В этих монастырях съемка тоже была под запретом, но я все равно его украдкой нарушал, хотя, сказать по правде, тибетская тематика уже начала потихоньку меня утомлять. Единственное, чего мне по-настоящему хотелось бы, – найти дихрою. Остальное я начал делать, скорее, на автомате. И упавший телефон чем дальше, тем больше казался этаким намеком судьбы: «Ты здесь не за этим».
«Посмотрим, что будет в Самье. Почему-то есть ощущение, что там обязательно случится что-то важное».
•••
Июль 1901 года
Недуг. Ночлег в дороге и новое упоминание дихрои. Монастырь Ебра. Прощание с Ионданем
– Что же, отправляешься? – спросил Даший.
Он пришел утром, чтобы попрощаться с Цыбиковым, отправляющимся в Ебру и Галдан.
– Да, – ответил Гомбожаб. – С нами пойти не надумал?
– Нет, хватает дел в городе, – усмехнулся Даший. – Потом расскажешь, что там видел.
Цыбиков кивнул и, подхватив молитвенный барабан, махнул Ионданю – новому слуге, нанятому как раз для пешего путешествия. Вместе они отправились к городским воротам, откуда дорога вела прямиком в Ебру.
Гомбожаб планировал добраться до монастыря затемно – благо, он находился всего верстах в двадцати от Лхасы, – но путешествие, как всегда, внесло свои коррективы: из-за того, что необходимо было постоянно идти в гору, у Цыбикова началась сильная одышка.
– Что с тобой? – хмурясь, с жутким акцентом поинтересовался Иондань.
– Мне плохо, – с трудом выдавил Цыбиков.
Иондань медленно кивнул, а потом, несмотря на протесты нанимателя, отобрал у него молитвенный барабан и дорожную сумку и побрел в сторону от дороги.
– Ты куда? – переведя дух, окликнул его Гомбожаб.
– Иди за мной, – бросил слуга на ходу. – Переночуем тут, а утром пойдем дальше.
Цыбиков хотел возразить, но, прислушавшись к себе, решил не геройствовать.
Иондань привел его в дом одного бедного старика Пхубу, который с радостью принял гостей у себя. В качестве благодарности Цыбиков приготовил для всех троих свой любимый отвар.
– Что это? – спросил Пхубу, когда востоковед поставил перед ним на стол кружку с дымящимся напитком.
– Особый сбор трав, – ответил Гомбожаб. – Попробуйте.

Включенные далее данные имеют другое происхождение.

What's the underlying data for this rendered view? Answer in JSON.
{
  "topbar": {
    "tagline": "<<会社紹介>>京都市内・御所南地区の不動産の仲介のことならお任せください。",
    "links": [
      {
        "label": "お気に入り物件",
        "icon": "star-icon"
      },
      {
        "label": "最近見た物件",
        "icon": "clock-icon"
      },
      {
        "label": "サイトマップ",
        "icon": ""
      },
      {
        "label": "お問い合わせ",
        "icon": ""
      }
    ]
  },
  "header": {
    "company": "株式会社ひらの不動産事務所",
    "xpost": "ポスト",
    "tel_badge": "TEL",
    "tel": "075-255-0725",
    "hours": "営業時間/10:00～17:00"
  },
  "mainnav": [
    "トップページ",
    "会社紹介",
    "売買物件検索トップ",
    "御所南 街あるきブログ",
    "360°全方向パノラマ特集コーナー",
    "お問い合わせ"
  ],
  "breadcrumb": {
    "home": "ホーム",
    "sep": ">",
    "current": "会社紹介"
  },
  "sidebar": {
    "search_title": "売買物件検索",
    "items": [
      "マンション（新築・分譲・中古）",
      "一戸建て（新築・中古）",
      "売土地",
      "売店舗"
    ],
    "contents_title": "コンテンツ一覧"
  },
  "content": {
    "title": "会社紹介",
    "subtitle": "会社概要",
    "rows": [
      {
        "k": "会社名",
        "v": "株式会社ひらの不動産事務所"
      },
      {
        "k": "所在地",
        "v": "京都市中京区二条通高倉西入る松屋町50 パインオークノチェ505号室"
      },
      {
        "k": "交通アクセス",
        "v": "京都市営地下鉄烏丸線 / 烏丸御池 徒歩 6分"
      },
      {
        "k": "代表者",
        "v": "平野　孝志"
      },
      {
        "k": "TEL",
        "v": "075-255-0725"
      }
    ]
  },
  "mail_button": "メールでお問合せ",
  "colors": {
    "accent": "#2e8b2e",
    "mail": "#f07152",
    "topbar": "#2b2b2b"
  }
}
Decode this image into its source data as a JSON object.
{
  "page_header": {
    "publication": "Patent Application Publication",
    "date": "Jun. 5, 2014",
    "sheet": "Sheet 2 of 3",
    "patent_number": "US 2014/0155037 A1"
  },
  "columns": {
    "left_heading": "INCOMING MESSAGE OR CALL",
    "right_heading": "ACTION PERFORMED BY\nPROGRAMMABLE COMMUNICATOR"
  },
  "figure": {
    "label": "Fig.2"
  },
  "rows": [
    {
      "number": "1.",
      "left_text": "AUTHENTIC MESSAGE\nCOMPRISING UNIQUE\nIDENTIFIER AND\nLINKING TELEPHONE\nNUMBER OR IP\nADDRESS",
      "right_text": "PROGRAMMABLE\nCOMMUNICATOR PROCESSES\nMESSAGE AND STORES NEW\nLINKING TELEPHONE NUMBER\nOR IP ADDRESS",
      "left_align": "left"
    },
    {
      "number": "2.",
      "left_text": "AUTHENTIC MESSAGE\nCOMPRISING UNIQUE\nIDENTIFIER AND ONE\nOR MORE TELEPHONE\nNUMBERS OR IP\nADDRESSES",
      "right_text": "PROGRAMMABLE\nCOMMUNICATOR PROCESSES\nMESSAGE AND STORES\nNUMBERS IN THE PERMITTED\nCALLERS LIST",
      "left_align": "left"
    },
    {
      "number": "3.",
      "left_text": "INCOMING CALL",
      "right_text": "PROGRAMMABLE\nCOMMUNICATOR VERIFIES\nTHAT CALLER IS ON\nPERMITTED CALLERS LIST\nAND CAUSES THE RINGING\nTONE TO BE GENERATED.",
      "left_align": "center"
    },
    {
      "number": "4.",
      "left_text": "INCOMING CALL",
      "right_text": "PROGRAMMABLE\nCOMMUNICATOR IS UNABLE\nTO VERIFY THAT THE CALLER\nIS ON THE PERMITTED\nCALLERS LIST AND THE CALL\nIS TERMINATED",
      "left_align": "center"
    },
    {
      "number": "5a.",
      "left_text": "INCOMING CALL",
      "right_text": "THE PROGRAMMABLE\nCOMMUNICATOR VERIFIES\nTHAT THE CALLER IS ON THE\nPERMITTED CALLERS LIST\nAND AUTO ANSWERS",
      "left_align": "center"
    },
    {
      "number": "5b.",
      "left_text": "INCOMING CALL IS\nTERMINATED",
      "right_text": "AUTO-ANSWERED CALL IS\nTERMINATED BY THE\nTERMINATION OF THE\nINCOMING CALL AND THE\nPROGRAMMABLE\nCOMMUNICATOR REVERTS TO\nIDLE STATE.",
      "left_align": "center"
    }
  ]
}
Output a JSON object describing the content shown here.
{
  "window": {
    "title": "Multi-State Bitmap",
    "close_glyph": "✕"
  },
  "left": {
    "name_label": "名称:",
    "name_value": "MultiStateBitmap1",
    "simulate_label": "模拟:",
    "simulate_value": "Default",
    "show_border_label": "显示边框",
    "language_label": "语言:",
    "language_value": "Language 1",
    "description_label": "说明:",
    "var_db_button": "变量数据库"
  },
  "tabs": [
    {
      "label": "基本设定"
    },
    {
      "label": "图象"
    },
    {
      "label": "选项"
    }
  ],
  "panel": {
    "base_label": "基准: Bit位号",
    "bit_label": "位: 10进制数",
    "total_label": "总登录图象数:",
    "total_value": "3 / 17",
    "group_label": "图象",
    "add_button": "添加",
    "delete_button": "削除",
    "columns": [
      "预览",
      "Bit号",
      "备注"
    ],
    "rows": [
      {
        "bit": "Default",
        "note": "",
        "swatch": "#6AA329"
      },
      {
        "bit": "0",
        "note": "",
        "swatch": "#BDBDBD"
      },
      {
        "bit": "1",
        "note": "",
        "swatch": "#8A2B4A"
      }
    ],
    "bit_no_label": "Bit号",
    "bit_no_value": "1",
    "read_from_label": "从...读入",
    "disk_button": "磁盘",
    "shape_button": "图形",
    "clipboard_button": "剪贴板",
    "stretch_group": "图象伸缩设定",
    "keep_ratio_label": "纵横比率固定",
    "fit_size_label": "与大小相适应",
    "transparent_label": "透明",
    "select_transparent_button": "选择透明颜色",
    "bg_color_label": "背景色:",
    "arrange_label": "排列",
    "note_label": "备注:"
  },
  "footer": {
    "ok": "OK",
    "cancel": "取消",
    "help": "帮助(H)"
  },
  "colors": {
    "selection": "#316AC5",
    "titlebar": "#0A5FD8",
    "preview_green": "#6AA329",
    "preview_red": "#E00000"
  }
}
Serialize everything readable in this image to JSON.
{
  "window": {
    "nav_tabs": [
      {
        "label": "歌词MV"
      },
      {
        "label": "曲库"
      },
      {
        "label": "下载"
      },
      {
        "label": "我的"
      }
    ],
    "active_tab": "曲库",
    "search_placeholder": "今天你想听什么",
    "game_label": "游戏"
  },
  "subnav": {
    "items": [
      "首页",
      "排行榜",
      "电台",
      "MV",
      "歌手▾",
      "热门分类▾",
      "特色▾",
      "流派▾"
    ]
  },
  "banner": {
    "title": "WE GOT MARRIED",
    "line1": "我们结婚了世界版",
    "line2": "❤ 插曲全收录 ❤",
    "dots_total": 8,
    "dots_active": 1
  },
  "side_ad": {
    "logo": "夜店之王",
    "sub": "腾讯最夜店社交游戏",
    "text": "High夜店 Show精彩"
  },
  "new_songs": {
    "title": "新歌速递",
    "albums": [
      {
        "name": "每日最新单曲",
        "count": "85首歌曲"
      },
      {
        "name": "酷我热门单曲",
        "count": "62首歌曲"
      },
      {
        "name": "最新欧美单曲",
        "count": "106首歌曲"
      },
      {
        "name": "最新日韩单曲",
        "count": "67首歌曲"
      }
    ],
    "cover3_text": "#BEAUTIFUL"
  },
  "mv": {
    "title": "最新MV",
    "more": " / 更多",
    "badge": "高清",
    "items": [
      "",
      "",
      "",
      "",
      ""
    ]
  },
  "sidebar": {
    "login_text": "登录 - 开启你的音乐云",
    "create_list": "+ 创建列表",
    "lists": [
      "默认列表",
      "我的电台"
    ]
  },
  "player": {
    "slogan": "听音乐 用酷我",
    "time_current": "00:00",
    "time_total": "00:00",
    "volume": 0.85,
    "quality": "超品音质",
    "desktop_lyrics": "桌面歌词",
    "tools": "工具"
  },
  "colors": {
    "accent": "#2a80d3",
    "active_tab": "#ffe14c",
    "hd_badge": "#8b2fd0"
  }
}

Пхубу взял кружку в руки и сделал осторожный глоток. Глаза его расширились, и он на выдохе протянул:
– Хорошо.
Цыбиков улыбнулся, вопросительно посмотрел на Ионданя.
– Вкусно, – ответил тот хрипло.
Востоковед улыбнулся еще шире и уже подносил свою кружку к губам, когда Пхубу тихо сказал:
– Да, пожалуй, почти так же вкусно, как дихроя…
Цыбиков замер от неожиданности и оторопело уставился на старика. Тот, удивленный таким вниманием, буркнул:
– Что не так?
– Все так, но… ты упомянул дихрою.
– Упомянул, да…
– Я ищу ее больше года, но никто не может мне в этом помочь.
– Да, дихрою найти не так просто… – хмыкнул старик. – Растет она не везде.
– Так это что же, растение? – нахмурился Цыбиков.
Он не мог поверить своим ушам. Что же, выходит, в дом старика его привела судьба, а не случай?
– Цветок, – ответил старик.
– А ты знаешь, где его найти?
– Ох… сложно сейчас сказать, где, – почесал макушку Пхубу. – Отваром из дихрои меня угощали в Ебре, правда, было это много лет назад, и с той поры я больше никогда не пил подобного.
– А чем он такой особенный? – не унимался Цыбиков.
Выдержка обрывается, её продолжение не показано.